1. Overview
In this tutorial, we’ll learn about disaster recovery and backup. Before specifically talking about backups and disaster recovery, it is relevant to highlight that they are solutions that work together to guarantee business continuity.
2. What Is a Backup?
Backup refers to manually or automatically making a copy of data (i.e., creating an image of a Linux system).
Backups can save businesses from catastrophic data loss because of data corruption, a permanent hard drive failure, and a system crash. In addition, the accumulated backed-up data is an archive. Archives are essential in tax reporting and audits.
3. What Is Disaster Recovery?
Disasters can be natural or man-made. Natural disasters include tornados, flooding, fires, power outage, and hardware failures (i.e., a broken network adapter). Man-made disasters include application bugs, accidental data deletion, and hazardous material spills.
Disaster recovery refers to the process of bringing back up the application, data, and resources after a disaster.
Disaster recovery processes include a failover to another node or another storage device. The application remains running on the standby node until the production node is functional again. The application accesses the data from the standby storage device until the production storage device is functional again.
4. Differences Between Disaster Recovery and Backup
In this section, we’ll see the differences between disaster recovery and backup.
4.1. Solution Goal
The goals of taking a backup and running a disaster recovery solution are nearly identical. They both aim to protect a business from failure.
Backups aim to restore data (data includes small and big applications, development data, and production database) in cases in which it’s accidentally deleted, lost, encrypted due to a ransomware attack, or damaged. System snapshots are crucial in the event of system corruption.
On the other hand, disaster recovery solutions aim to keep the business application highly available by eliminating single points of failure (SPOF) (such as node failures, network device failures, and storage device failures).
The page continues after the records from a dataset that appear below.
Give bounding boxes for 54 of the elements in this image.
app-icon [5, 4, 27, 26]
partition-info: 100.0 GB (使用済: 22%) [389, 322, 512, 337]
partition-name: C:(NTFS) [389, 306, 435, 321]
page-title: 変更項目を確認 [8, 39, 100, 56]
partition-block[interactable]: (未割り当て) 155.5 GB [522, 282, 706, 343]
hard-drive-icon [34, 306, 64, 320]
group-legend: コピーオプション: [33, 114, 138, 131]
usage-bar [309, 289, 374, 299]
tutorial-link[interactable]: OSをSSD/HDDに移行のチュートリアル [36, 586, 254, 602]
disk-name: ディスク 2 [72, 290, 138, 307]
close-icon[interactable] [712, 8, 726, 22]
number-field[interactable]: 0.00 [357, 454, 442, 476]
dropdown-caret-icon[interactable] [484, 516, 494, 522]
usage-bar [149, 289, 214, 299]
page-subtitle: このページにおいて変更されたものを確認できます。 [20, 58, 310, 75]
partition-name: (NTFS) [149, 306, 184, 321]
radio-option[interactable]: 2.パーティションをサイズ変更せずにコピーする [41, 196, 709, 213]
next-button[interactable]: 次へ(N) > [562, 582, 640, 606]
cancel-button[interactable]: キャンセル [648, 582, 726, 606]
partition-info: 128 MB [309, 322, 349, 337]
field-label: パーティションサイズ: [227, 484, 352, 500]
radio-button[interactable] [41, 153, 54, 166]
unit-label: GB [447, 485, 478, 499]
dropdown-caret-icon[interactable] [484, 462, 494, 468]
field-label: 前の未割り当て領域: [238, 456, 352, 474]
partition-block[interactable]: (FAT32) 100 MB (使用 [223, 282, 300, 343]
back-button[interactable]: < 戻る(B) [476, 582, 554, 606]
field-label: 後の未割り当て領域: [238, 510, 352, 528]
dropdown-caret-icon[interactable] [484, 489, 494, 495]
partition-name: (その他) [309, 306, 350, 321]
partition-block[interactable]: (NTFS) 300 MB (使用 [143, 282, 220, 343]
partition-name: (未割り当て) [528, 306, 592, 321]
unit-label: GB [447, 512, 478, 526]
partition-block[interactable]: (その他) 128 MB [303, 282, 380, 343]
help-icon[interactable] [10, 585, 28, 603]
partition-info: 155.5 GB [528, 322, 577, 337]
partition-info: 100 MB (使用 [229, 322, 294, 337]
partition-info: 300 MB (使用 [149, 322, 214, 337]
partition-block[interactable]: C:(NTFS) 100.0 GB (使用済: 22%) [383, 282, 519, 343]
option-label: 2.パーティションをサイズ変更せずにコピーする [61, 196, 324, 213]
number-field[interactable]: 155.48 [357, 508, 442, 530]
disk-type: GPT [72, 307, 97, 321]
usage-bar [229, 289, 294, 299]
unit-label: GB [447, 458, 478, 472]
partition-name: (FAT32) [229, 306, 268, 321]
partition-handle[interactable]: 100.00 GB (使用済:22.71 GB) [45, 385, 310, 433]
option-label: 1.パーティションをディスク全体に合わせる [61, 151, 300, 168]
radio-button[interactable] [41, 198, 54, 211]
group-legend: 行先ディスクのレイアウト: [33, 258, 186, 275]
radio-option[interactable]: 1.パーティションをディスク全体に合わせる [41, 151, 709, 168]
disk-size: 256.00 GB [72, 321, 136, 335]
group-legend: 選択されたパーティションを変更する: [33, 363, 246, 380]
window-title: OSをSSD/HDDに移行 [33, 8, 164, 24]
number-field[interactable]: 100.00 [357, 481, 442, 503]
SPOFs occur from disasters (see above). An alternative would be to restore from a backup or a system snapshot instead of failing over to another node, network device, or storage device, but that will take time. When there is a running production application, a business wants minimal downtime.
The figure below shows a backup configuration:
4.2. Data Replication
System engineers take backups at a point in time (for example, every hour or once per month). Whereas, in disaster recovery, the solution replicates the application state and storage data from the production site to the standby site constantly. The data in the standby site is consistent with the data in the production site.
For instance, Metro Mirror is a solution that keeps data consistent between the two storage units. The disaster recovery solution below uses Metro Mirror:
4.3. Automation
Both processes of backup and restoration (of a backup) are almost always manual. Whereas in a disaster recovery solution, the failover processes are automatic.
4.4. Implementation Time and Costs
The time taken by an engineer to plan and implement a disaster recovery solution is more than the time taken to perform a backup or a restore. The engineer has to brainstorm all the SPOFs in the production environment, figure out how to eliminate all SPOFs, and then actually set up the proposed SPOF solutions.
For a backup, the costs include the storage device and maintenance. The costs of a disaster recovery solution are much higher. A disaster recovery solution requires an additional node, an additional storage device, and even additional sites. Moreover, the engineering staff costs to design an optimal working solution.
5. Conclusion
In this article, we gave definitions of backup and disaster recovery and then discussed the differences between the two solutions.